Die pauschale Anwendung von Metaanalysen zur Feststellung der relativen Wirksamkeit von Behandlungsmodalitäten ignoriert die Besonderheiten der eingeschlossenen Vergleichsstudien. Der wesentliche Nutzen differenzierter Metaanalysen ist dagegen die systematische Aufklärung der Quelle der Variation von Ergebnissen über die verschiedenen Studien zu einer einschlägigen Fragestellung. Das Auffinden solcher „Moderatorvariablen“ in Sensitivitätsanalysen kann entweder hypothesenorientiert oder empirisch erfolgen. Für den letztgenannten Zweck sind Metaregressionsmodelle verfügbar, die klinisch relevante Einflussfaktoren feststellen können [20]. Anschließende gezielte hypothesenprüfende Studien können diese a posteriori gewonnenen Hypothesen explizit prüfen. So können mit Hilfe von Metaanalysen Differenzialindikatoren für spezifische Behandlungsverfahren abgeleitet werden (s. obiges Beispiel zum Vergleich SSRIs und Trizyklika).

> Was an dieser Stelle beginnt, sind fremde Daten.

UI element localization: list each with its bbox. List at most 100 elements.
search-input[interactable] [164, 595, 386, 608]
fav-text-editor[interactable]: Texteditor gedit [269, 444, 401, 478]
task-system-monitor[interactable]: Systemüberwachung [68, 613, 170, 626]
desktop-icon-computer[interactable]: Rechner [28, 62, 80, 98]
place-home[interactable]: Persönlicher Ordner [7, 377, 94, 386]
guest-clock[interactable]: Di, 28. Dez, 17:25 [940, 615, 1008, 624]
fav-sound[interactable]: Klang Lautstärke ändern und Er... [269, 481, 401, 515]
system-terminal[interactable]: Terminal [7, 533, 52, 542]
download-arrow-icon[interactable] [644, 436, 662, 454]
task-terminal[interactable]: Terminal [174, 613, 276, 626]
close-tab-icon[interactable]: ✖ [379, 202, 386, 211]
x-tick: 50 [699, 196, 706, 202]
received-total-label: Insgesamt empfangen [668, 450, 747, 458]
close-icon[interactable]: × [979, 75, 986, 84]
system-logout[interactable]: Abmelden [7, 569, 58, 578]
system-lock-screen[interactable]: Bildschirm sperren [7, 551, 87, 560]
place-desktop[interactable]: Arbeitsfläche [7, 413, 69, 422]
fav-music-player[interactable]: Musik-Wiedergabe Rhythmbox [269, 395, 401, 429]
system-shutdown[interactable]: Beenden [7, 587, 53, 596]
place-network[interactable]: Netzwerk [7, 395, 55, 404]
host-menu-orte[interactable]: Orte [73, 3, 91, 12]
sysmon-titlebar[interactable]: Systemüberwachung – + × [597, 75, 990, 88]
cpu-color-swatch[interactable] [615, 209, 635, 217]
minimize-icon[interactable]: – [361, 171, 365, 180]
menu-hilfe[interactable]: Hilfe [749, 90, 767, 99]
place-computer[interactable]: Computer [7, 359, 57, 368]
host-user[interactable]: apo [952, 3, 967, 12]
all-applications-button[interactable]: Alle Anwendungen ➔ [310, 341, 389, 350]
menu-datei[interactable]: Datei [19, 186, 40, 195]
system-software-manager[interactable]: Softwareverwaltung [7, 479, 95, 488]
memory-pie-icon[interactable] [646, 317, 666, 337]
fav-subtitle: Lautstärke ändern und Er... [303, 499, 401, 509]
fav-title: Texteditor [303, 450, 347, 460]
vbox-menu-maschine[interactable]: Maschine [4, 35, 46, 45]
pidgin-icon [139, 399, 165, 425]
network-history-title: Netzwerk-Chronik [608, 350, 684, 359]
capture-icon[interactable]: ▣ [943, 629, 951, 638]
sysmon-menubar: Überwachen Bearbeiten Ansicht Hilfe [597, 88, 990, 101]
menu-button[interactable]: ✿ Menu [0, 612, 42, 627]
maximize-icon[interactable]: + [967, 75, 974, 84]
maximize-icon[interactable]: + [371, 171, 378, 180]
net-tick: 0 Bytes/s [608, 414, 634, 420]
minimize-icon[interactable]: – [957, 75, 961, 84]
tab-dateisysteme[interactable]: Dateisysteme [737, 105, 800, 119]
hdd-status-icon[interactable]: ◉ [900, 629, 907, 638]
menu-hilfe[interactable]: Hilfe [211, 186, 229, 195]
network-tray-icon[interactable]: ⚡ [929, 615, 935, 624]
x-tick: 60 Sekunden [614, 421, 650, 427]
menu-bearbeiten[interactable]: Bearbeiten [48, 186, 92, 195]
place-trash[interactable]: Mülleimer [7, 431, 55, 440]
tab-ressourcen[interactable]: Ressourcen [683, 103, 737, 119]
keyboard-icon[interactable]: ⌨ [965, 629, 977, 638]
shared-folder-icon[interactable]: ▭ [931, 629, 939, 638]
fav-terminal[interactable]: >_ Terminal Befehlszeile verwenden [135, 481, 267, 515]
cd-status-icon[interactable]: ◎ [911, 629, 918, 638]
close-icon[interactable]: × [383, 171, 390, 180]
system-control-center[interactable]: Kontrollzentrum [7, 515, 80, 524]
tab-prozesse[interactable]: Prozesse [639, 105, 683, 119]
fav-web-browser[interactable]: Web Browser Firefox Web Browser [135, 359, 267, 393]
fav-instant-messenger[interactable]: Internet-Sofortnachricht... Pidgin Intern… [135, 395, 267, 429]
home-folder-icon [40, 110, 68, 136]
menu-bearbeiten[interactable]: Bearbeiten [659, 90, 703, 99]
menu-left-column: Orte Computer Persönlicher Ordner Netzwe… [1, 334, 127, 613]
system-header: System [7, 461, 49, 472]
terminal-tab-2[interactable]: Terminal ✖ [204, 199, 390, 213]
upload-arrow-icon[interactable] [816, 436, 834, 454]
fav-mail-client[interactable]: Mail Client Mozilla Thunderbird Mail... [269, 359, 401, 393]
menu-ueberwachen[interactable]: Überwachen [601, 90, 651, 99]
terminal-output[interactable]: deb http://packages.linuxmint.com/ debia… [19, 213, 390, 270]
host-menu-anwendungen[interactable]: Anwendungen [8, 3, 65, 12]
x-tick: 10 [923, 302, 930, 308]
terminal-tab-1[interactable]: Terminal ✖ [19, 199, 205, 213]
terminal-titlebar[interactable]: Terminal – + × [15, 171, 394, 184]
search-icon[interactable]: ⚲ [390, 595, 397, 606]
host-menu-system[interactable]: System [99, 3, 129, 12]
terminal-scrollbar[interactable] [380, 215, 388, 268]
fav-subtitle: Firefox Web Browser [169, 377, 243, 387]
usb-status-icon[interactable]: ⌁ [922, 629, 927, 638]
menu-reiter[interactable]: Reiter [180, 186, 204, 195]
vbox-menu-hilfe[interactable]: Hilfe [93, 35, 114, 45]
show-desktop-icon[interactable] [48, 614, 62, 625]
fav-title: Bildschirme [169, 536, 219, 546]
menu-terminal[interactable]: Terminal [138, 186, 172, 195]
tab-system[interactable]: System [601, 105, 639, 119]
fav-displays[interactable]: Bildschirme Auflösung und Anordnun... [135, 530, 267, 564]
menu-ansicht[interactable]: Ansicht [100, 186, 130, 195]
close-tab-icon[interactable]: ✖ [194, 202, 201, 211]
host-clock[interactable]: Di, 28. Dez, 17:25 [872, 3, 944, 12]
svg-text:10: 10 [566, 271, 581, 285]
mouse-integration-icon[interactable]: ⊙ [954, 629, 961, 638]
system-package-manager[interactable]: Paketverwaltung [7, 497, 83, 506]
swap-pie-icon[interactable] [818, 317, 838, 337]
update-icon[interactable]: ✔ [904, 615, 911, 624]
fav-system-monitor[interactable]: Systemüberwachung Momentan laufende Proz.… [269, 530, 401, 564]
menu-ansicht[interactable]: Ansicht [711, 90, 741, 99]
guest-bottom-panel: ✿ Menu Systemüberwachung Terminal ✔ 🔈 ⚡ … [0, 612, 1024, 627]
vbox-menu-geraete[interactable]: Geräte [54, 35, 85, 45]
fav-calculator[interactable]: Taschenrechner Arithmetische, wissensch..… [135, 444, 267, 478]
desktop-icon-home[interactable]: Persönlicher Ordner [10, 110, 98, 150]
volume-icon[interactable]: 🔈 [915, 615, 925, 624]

Metaanalysen stellen also vorzugsweise Hilfsmittel für die Ableitung von Hypothesen dar, weniger aber die Methode für die Evidenzmaximierung für beliebige Therapieempfehlungen oder andere klinische Hypothesen. Für letzteres sind auch weiterhin adäquat und prospektiv geplante randomisierte kontrollierte Studien zur Prüfung der Wirksamkeit erforderlich und zur Ergebnisvalidierung eine hinlängliche Anzahl von Replikationen. Die summarische Wertung vorliegender empirischer Evidenz für eine Fragestellung kann die Besonderheiten und Limitationen, Schwächen und Stärken der einzelnen Studien nicht ignorieren.